Logiquement, la nouvelle a provoqué étonnement, confusion, mécontentement et a contraint les premiers responsables du parti orange qui ont tenu, hier à Lomé, une conférence de presse pour donner leur version des faits.

Comme il fallait s’y attendre, les leaders de l’Alliance nationale pour le changement ont dénoncé le processus ayant conduit à l’élection et se sont félicités du nombre de voix obtenues. Entre autres choses, le parti a mis en avant la mise à disposition tardive des spécimens de bulletins de vote, les dysfonctionnements techniques constatés sur l’ensemble du territoire. Mais l’essentiel est ailleurs, Fabre a-t-il fait génuflexion pour accéder à la tête de la commune du Golfe 4 ? That is the question. « C’est pathétique ! »

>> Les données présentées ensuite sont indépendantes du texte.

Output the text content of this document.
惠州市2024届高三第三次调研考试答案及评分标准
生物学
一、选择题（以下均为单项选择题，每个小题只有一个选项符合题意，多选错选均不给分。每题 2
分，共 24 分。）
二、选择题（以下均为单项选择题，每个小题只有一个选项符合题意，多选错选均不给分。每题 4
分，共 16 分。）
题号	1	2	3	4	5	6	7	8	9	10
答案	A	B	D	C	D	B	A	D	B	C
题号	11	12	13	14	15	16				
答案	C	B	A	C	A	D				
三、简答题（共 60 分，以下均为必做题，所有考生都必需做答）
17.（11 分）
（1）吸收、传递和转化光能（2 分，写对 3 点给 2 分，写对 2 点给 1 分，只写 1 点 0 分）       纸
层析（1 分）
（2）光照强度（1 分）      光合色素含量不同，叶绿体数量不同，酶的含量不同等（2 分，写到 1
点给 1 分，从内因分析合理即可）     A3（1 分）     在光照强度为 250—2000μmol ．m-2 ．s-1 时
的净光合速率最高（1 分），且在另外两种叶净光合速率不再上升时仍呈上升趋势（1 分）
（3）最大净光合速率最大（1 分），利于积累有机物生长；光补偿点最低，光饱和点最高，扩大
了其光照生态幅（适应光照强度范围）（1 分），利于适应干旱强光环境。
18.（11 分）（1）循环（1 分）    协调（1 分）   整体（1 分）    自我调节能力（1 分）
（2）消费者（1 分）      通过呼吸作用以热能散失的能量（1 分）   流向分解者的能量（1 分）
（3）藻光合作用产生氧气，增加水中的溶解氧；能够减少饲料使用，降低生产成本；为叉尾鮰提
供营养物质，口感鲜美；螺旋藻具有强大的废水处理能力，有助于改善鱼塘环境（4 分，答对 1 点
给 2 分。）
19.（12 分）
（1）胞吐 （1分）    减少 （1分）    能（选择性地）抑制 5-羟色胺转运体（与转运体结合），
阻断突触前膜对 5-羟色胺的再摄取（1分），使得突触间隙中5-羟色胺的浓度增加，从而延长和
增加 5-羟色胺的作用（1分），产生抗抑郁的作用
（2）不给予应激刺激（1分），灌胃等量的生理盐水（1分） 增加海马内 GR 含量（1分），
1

A l’issue de l’élection, le bilan, loin d’être emballant, est tout de même encourageant : six (06) maires et cinq (05) adjoints parmi les 138 conseillers municipaux élus : « J’ai été peiné quand j’ai entendu dire que je dois mon élection au Premier ministre Selom Klassou. C’est pathétique ! J’ai entendu dire beaucoup de choses (…). Ce sont des rumeurs malveillantes », a assuré Jean-Pierre Fabre.

Avec cette nouvelle configuration, l’ANC, s’appuyant sur les résultats acquis, trouve légitime de revendiquer la recomposition de la Commission électorale nationale indépendante (Ceni) sur une base paritaire comme mentionnée dans la feuille de route de la Cedeao : « Avec un total de 115 conseillers municipaux, l’opposition parlementaire accuse un déficit de représentativité et de légitimité face à l’ensemble de l’opposition extraparlementaire notamment l’ANC, le Car et
la C14 qui en totalisent 289 », a-t-il fait savoir.